What is Last-Click Attribution?
Last-click attribution is a single-touch attribution model that assigns 100 percent of the credit for a conversion to the final marketing interaction before the sale. It is the default model in Google Analytics 4, most ecommerce platforms, and the native reporting in most ad platforms.
If a customer first saw a Meta ad, clicked a paid search advert a week later, and finally converted after clicking a branded email, last-click credits the email and ignores the other two touchpoints.
Why Last-Click Became the Default
Last-click is dominant for historical and practical reasons, not methodological ones:
- It is easy to implement because the final touch is the one most directly observable at the moment of conversion.
- It is easy to explain to non-technical stakeholders.
- It produces unambiguous credit assignment with no need for statistical models.
- Most advertising attribution grew out of direct-response tracking, where the last click was all that mattered.
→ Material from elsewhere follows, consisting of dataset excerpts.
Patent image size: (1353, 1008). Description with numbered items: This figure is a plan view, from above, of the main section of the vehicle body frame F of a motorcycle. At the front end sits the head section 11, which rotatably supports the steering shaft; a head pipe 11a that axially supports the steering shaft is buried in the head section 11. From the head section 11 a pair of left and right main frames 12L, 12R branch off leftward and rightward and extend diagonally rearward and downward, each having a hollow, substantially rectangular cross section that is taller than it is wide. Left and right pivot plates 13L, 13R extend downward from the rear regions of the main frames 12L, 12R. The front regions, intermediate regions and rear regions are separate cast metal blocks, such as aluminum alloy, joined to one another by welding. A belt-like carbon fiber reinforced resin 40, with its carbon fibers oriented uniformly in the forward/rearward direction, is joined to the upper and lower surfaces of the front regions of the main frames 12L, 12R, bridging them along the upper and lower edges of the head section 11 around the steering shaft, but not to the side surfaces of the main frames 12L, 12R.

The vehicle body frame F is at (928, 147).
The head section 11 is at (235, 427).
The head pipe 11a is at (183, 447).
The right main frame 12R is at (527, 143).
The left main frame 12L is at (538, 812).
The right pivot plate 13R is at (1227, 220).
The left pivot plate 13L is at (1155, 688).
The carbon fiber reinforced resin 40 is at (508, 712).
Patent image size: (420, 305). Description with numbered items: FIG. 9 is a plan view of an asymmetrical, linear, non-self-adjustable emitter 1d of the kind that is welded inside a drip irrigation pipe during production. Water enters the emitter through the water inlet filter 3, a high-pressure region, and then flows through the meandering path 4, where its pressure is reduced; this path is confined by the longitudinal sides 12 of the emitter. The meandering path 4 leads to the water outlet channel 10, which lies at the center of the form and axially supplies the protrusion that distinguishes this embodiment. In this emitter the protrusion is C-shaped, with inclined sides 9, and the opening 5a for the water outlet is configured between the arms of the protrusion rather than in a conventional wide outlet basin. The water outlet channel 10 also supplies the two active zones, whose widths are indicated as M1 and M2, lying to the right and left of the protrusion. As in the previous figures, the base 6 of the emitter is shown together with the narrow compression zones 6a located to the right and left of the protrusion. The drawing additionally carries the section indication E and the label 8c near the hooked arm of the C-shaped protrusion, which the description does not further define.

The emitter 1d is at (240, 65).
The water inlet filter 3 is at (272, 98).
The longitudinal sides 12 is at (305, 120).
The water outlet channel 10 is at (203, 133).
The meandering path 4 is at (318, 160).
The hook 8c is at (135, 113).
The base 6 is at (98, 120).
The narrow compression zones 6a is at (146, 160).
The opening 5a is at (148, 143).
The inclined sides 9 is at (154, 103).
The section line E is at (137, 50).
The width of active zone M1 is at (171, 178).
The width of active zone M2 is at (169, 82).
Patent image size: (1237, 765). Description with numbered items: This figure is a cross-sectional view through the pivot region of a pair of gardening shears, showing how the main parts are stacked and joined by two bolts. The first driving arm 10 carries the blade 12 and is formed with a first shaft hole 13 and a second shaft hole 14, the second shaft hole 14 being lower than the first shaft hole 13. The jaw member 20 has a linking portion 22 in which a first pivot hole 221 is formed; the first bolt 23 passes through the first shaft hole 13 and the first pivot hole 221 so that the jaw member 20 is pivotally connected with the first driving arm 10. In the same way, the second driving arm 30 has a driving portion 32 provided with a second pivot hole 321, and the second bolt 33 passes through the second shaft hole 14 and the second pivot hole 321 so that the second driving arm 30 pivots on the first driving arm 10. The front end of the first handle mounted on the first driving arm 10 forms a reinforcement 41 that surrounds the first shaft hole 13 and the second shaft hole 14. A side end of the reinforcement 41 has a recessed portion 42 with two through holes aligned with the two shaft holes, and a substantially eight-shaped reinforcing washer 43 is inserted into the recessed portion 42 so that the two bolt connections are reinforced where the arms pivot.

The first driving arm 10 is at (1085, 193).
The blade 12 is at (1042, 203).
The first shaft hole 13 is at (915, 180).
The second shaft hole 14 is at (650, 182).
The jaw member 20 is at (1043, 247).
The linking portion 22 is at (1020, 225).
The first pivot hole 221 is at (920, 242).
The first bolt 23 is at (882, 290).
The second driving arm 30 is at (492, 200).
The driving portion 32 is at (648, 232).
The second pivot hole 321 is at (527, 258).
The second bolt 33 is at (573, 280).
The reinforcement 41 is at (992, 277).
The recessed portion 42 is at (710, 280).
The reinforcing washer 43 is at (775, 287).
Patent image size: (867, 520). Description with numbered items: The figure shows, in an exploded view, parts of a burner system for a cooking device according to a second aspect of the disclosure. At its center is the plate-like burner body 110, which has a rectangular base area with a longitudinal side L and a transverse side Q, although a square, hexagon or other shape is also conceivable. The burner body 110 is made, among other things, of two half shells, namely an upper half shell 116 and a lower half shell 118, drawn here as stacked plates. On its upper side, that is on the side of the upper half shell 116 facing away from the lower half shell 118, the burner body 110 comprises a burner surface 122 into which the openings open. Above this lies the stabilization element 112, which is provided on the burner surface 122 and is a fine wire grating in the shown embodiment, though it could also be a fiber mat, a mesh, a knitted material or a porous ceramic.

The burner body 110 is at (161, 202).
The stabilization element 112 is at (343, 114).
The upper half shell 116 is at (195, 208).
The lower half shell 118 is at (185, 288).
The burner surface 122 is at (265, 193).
The Problem with Last-Click
Last-click systematically distorts marketing performance in ways that lead to poor budget decisions:
- It over-credits bottom-funnel and branded channels such as direct, email, and branded search. These channels often harvest demand that was created elsewhere.
- It under-credits top-of-funnel and discovery channels such as display, paid social awareness, and organic content. These channels rarely deliver the final click but are essential to creating the demand that is later harvested.
- It makes retargeting look stronger than it is, because retargeting tends to be the closing touchpoint even when it adds little incremental value.
- It incentivises marketers to invest in conversion-adjacent channels at the expense of awareness, which reduces the pipeline of new demand.
The Branded Search Trap
A classic example of last-click distortion is branded search. A customer sees a Meta ad, remembers the brand, searches Google for the brand name, clicks the paid brand advert, and converts. Last-click credits the paid brand search and gives Meta nothing.
The team, reading last-click data, concludes that paid brand search is highly profitable and Meta is weak. They increase brand search budget and cut Meta spend. A quarter later, branded search traffic starts declining because fewer people are being introduced to the brand.
The root cause was not that brand search was bad. It was that last-click hid the role Meta played in creating the brand awareness that drove the branded search in the first place.
When Last-Click Is Acceptable
Last-click is acceptable in limited situations:
- Very short sales cycles where only one or two touchpoints exist
- Single-channel campaigns where no other touchpoints are active
- As one lens among several in a multi-model attribution analysis
It is not acceptable as the sole attribution model for any business with a considered purchase, multiple channels, or long sales cycles.
Moving Beyond Last-Click
The alternatives to last-click fall into two broad categories:
Multi-touch attribution models (linear, time-decay, position-based, full-path) distribute credit across the journey in different ways, each reflecting a different assumption about how credit should be allocated.
Marketing Mix Modeling (MMM) uses aggregate spend and revenue data to infer channel contribution without relying on individual user journeys, making it resilient to privacy-driven tracking loss.
Most mature measurement stacks use both approaches in combination and treat last-click as one reference lens rather than the single source of truth.